The upper layer of the atmosphere are not denser than the upper layer of the earth atmosphere, so it does not make aerocapture more difficult. It’s just that the atmosphere is “deeper”: going down, it starts thin, and then gradually densifies until reaching earth conditions at around 50km, then you keep going down in thicker and thicker atmosphere, which means you don’t need big parachutes.


There were a number of Soviet missions that deployed a balloon-based probe to Venus. These were called the "Vega" missions (https://en.wikipedia.org/wiki/Vega_program).

I think that's more practical. At a high enough altitude, one doesn't have to deal with extreme pressure and temperature-- just sulfuric acid as rain?


Question: why has the US not attempted to land on Venus?

I'm glad the USA didn't. That left them more $$$ to spend on Mars and other projects.

For the most part the "space race" was over when the USA landed on the moon. So wouldn't it make more economic sense if the various space-faring nations did different things? E.g. it was the ESA that sent Rosetta to Comet Churyumov–Gerasimenko.
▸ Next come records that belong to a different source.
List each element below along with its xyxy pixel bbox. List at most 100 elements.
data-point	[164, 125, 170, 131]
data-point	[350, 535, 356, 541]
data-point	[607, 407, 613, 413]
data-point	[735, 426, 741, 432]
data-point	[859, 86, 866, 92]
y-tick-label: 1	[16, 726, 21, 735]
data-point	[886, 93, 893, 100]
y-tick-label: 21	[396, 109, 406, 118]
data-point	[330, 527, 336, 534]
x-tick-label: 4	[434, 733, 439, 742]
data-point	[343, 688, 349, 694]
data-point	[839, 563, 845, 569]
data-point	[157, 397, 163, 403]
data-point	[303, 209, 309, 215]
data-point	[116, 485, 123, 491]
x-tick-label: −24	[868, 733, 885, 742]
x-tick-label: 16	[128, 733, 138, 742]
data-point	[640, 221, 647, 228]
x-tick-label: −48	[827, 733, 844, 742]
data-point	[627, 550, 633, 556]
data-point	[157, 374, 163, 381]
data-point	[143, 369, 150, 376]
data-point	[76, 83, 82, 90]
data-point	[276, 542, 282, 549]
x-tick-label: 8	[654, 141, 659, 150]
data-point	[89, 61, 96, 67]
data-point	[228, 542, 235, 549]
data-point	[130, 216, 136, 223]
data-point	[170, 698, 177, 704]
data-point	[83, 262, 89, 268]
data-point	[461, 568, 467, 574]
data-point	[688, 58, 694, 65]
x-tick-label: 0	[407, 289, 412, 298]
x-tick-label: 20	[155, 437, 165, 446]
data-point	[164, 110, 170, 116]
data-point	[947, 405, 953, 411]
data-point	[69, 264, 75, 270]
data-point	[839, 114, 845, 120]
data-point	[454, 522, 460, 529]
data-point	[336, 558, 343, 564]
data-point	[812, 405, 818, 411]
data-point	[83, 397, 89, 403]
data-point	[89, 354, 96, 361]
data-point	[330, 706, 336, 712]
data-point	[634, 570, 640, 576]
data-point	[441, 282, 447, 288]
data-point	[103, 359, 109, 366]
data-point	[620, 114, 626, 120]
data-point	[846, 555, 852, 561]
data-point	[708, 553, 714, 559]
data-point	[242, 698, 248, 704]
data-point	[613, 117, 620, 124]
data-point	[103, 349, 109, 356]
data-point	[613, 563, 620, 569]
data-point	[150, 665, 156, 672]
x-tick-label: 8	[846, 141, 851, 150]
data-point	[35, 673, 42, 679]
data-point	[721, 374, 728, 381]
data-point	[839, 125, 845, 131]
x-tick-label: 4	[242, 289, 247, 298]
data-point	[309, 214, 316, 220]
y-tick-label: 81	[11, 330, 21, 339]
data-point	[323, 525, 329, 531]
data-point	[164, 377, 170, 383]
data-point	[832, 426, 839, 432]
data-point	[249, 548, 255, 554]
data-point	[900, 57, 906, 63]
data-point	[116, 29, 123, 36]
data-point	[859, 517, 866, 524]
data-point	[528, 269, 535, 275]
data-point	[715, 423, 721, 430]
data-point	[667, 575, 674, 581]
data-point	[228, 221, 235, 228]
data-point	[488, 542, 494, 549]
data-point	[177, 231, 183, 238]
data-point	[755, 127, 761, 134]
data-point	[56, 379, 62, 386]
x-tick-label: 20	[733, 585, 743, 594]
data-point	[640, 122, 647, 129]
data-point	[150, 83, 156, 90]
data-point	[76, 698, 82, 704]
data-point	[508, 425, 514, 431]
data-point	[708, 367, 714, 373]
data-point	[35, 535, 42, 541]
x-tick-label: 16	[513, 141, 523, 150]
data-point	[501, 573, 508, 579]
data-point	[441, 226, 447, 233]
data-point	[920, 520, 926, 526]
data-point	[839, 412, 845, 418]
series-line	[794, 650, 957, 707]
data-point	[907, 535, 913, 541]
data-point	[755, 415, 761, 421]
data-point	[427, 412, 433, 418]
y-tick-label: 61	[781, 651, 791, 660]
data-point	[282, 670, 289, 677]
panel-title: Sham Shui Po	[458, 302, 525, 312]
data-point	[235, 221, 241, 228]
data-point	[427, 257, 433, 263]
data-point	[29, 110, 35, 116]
Money itself isn't the issue; copying from another website, NASA's budget for 2020 is $22 billion which represents 0.48% of all U.S. government spending (compare that to $705 billion for military spending combined).


Should be put somewhere on archive.org I guess, along with many other similar tapes.


Lots Of Copies Keeps Stuff Safe


Ah yes, the famous LOCKSS principle. Quite true. Probably contacting Jason Scott[0] could set it on motion.

[0] @textfiles on twitter



Unfortunately the threadreader version does not load the images (at least in Firefox), which makes it useless for an image-heavy tweet thread like this.


I had the same issue until I’ve disabled my adblocker.


I still think a Venus colony would be super cool and maybe more viable than mars given the available energy and gravity... this just seems so cool https://youtu.be/bcHkWKp9e4Y

A cloud city


5 vehicles, 4 (5?) crew transfers? Not to mention some "interesting" environmental conditions. Yeah, it's definitely cool, but wow would it be a complicated mission.


Fantastical job has done! Maybe there are other non-digitized materials from any past missions, which could be digitized?